Snowden’s Message to Developers

Edward Snowden spoke to an audience of web developers and entrepreneurs at the SXSW conference on Monday.  It was the first time Mr. Snowden has spoken directly to an audience in the United States since he left the country early last summer.  The message was delivered using Google Hangouts running through several proxies.  Making it hard to follow at times.  Which was in line with part of the message to developers.

Snowden Message to Developers at SXSW

Ben Wizner from the ACLU moderated the presentation.  Christopher Soghoian from the ACLU was also on stage.  They led the privacy discussion and Q&A session.  Tim-Berners Lee, the father of the World Wide Web, was given the first question.  The discussion centered around the need for government oversight and accountability.  Along with a call for tech companies and developers to focus on privacy and encryption.

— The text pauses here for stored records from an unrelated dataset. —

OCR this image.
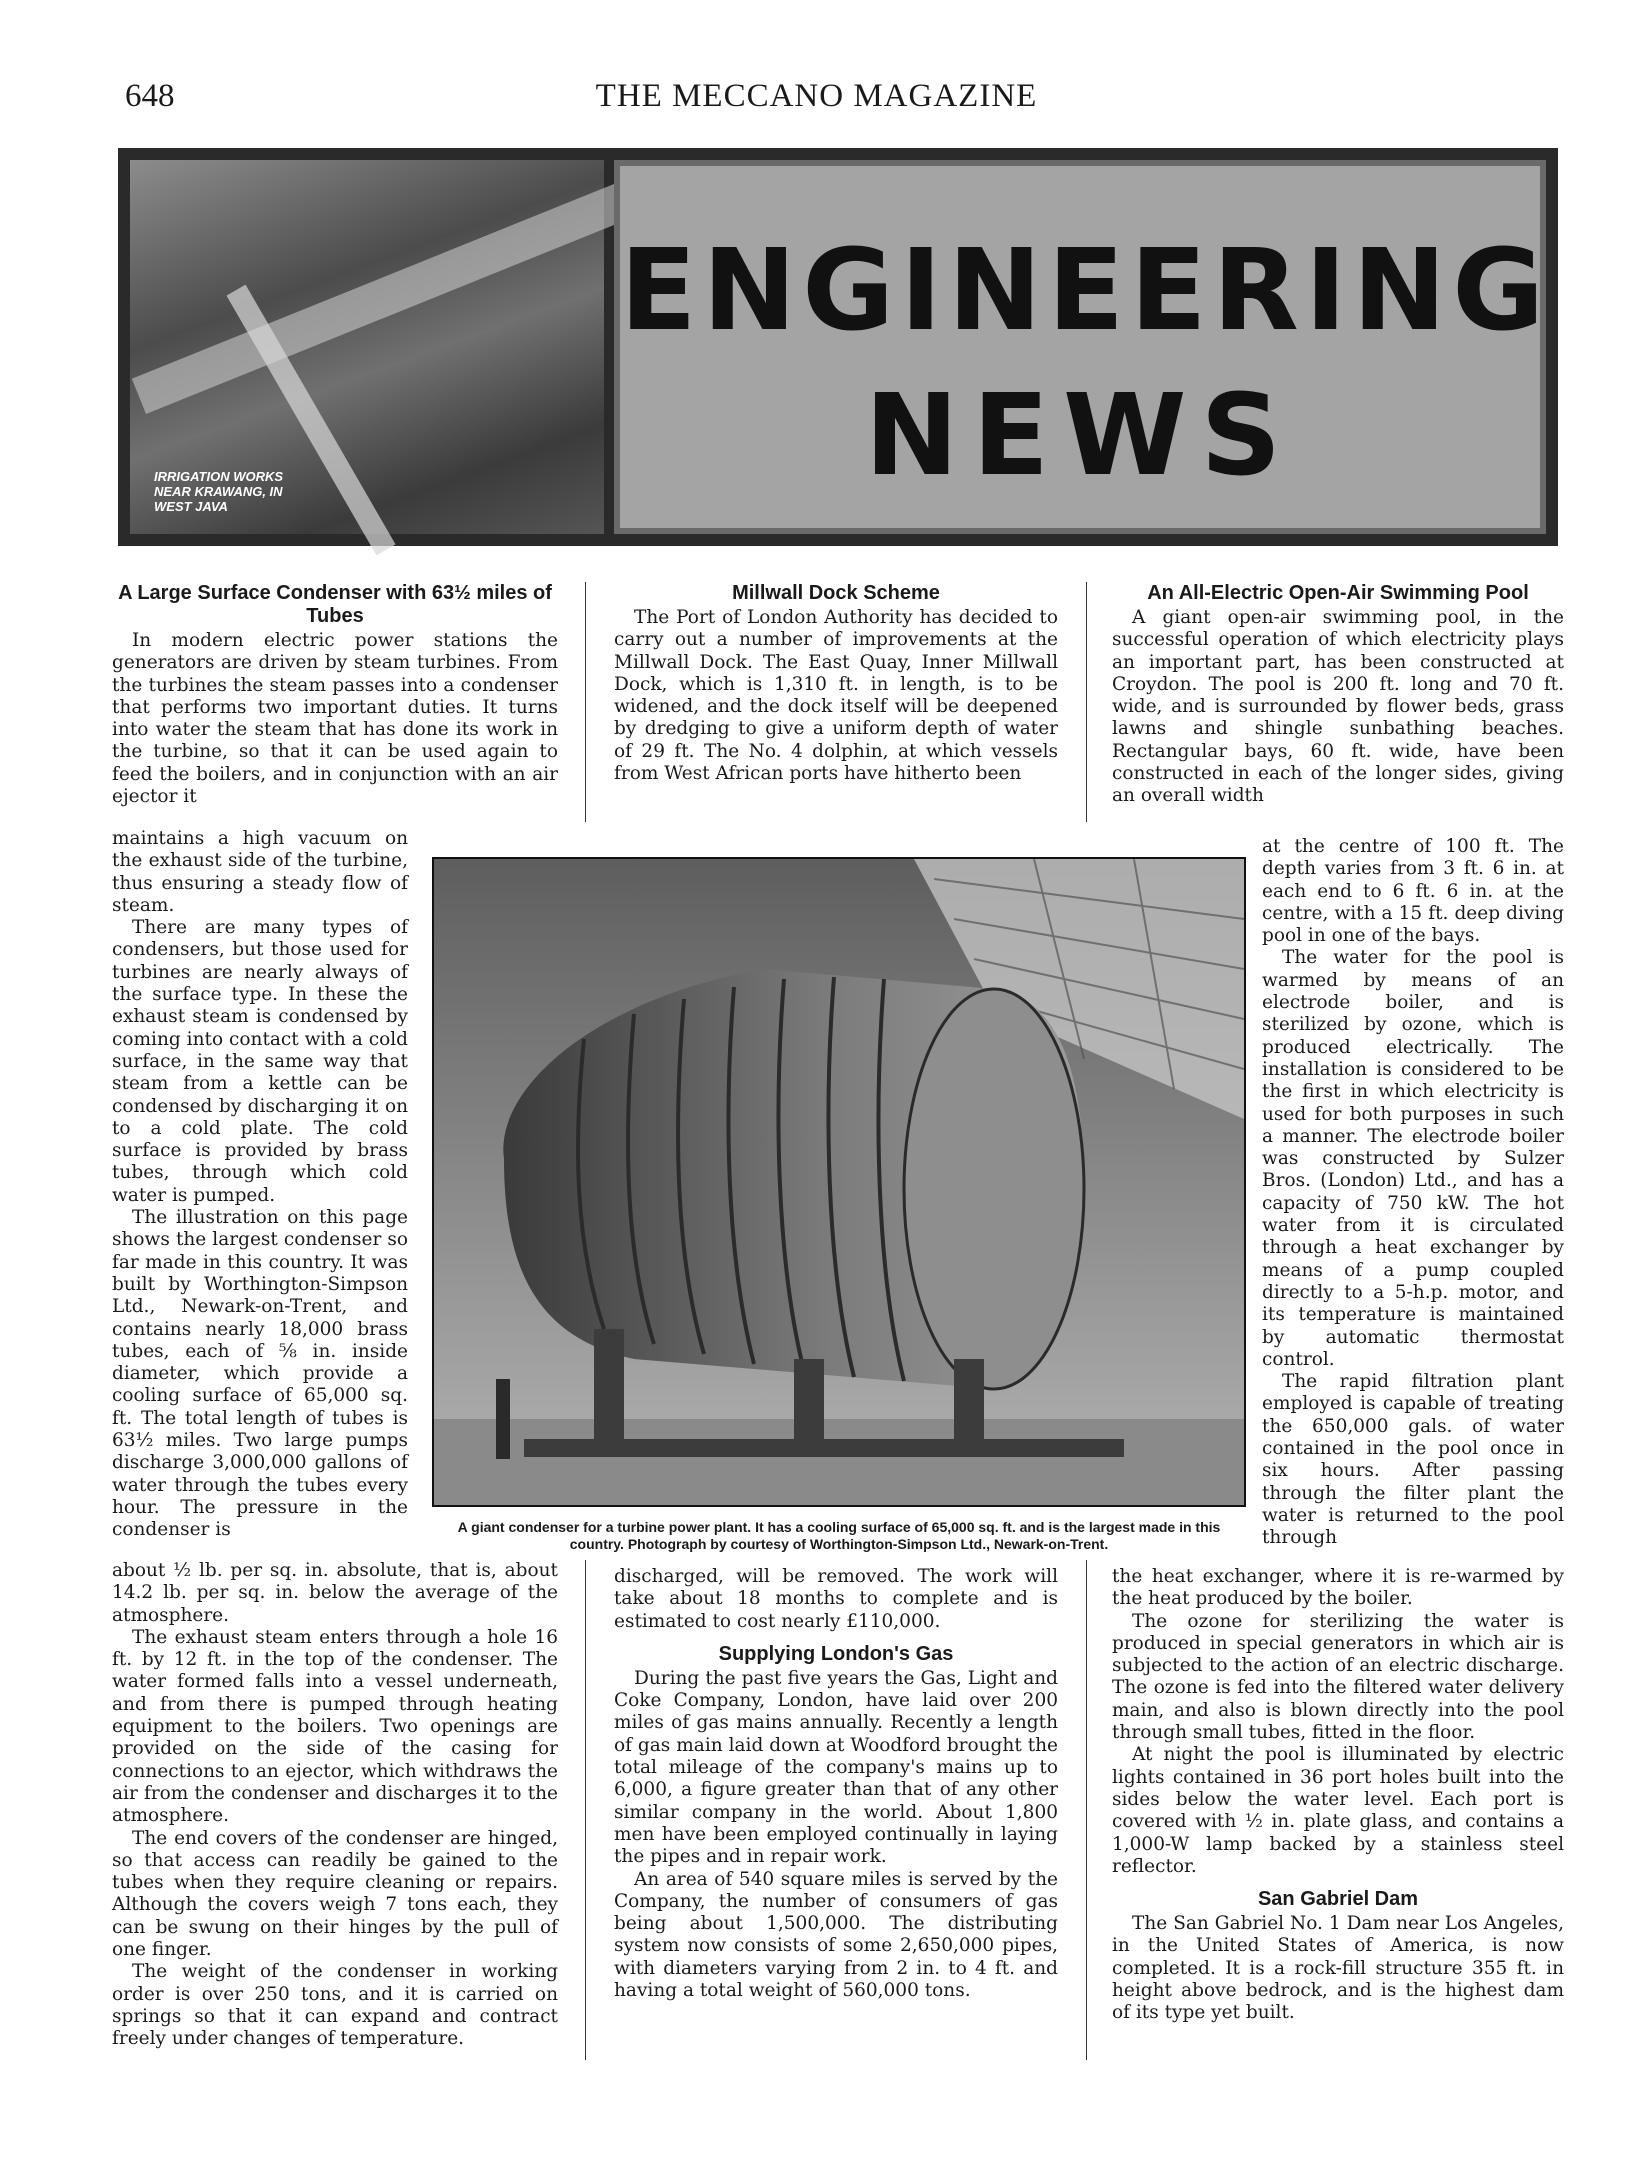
648	THE MECCANO MAGAZINE
IRRIGATION WORKS
NEAR KRAWANG, IN
WEST JAVA
ENGINEERING
NEWS
A Large Surface Condenser with 63½ miles of Tubes

In modern electric power stations the generators are driven by steam turbines. From the turbines the steam passes into a condenser that performs two important duties. It turns into water the steam that has done its work in the turbine, so that it can be used again to feed the boilers, and in conjunction with an air ejector it

maintains a high vacuum on the exhaust side of the turbine, thus ensuring a steady flow of steam.

There are many types of condensers, but those used for turbines are nearly always of the surface type. In these the exhaust steam is condensed by coming into contact with a cold surface, in the same way that steam from a kettle can be condensed by discharging it on to a cold plate. The cold surface is provided by brass tubes, through which cold water is pumped.

The illustration on this page shows the largest condenser so far made in this country. It was built by Worthington-Simpson Ltd., Newark-on-Trent, and contains nearly 18,000 brass tubes, each of ⅝ in. inside diameter, which provide a cooling surface of 65,000 sq. ft. The total length of tubes is 63½ miles. Two large pumps discharge 3,000,000 gallons of water through the tubes every hour. The pressure in the condenser is

about ½ lb. per sq. in. absolute, that is, about 14.2 lb. per sq. in. below the average of the atmosphere.

The exhaust steam enters through a hole 16 ft. by 12 ft. in the top of the condenser. The water formed falls into a vessel underneath, and from there is pumped through heating equipment to the boilers. Two openings are provided on the side of the casing for connections to an ejector, which withdraws the air from the condenser and discharges it to the atmosphere.

The end covers of the condenser are hinged, so that access can readily be gained to the tubes when they require cleaning or repairs. Although the covers weigh 7 tons each, they can be swung on their hinges by the pull of one finger.

The weight of the condenser in working order is over 250 tons, and it is carried on springs so that it can expand and contract freely under changes of temperature.

Millwall Dock Scheme

The Port of London Authority has decided to carry out a number of improvements at the Millwall Dock. The East Quay, Inner Millwall Dock, which is 1,310 ft. in length, is to be widened, and the dock itself will be deepened by dredging to give a uniform depth of water of 29 ft. The No. 4 dolphin, at which vessels from West African ports have hitherto been

discharged, will be removed. The work will take about 18 months to complete and is estimated to cost nearly £110,000.

Supplying London's Gas

During the past five years the Gas, Light and Coke Company, London, have laid over 200 miles of gas mains annually. Recently a length of gas main laid down at Woodford brought the total mileage of the company's mains up to 6,000, a figure greater than that of any other similar company in the world. About 1,800 men have been employed continually in laying the pipes and in repair work.

An area of 540 square miles is served by the Company, the number of consumers of gas being about 1,500,000. The distributing system now consists of some 2,650,000 pipes, with diameters varying from 2 in. to 4 ft. and having a total weight of 560,000 tons.

An All-Electric Open-Air Swimming Pool

A giant open-air swimming pool, in the successful operation of which electricity plays an important part, has been constructed at Croydon. The pool is 200 ft. long and 70 ft. wide, and is surrounded by flower beds, grass lawns and shingle sunbathing beaches. Rectangular bays, 60 ft. wide, have been constructed in each of the longer sides, giving an overall width

at the centre of 100 ft. The depth varies from 3 ft. 6 in. at each end to 6 ft. 6 in. at the centre, with a 15 ft. deep diving pool in one of the bays.

The water for the pool is warmed by means of an electrode boiler, and is sterilized by ozone, which is produced electrically. The installation is considered to be the first in which electricity is used for both purposes in such a manner. The electrode boiler was constructed by Sulzer Bros. (London) Ltd., and has a capacity of 750 kW. The hot water from it is circulated through a heat exchanger by means of a pump coupled directly to a 5-h.p. motor, and its temperature is maintained by automatic thermostat control.

The rapid filtration plant employed is capable of treating the 650,000 gals. of water contained in the pool once in six hours. After passing through the filter plant the water is returned to the pool through

the heat exchanger, where it is re-warmed by the heat produced by the boiler.

The ozone for sterilizing the water is produced in special generators in which air is subjected to the action of an electric discharge. The ozone is fed into the filtered water delivery main, and also is blown directly into the pool through small tubes, fitted in the floor.

At night the pool is illuminated by electric lights contained in 36 port holes built into the sides below the water level. Each port is covered with ½ in. plate glass, and contains a 1,000-W lamp backed by a stainless steel reflector.

San Gabriel Dam

The San Gabriel No. 1 Dam near Los Angeles, in the United States of America, is now completed. It is a rock-fill structure 355 ft. in height above bedrock, and is the highest dam of its type yet built.

A giant condenser for a turbine power plant. It has a cooling surface of 65,000 sq. ft. and is the largest made in this country. Photograph by courtesy of Worthington-Simpson Ltd., Newark-on-Trent.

Snowden said “We need to lock things down and make things secure out of the box.  Developers will have to think differently.” in his message.  Because of the courageous actions taken last year by Snowden the topic of privacy is on everyone’s mind.  Large tech companies have seen the response and are starting to take action.  Encrypted communication is a necessary part of online services and should be built into the cost.

We could drop in a few more quotes from the video but it’s better for you to take the time to watch it for yourself.  Please be aware that the quality of Snowden’s stream is terrible at times.  I’m sure running through multiple proxies was necessary but it affected the quality of the stream.  Don’t let that turn you away though because the message is well worth it.  You can also read the transcript of the stream.  Here’s a link to the YouTube video.

The moderator brought up a good point as well.  Free privacy services do not optimize the experience with your best interests at mind.  It costs money to run a VPN, online backup, voice, video and other encrypted services.  If those costs aren’t being passed on to customers there isn’t a reason to make member privacy a priority.  If you’re getting a privacy service or any online service (Google, Fecbook, etc.) for free then you’re the product.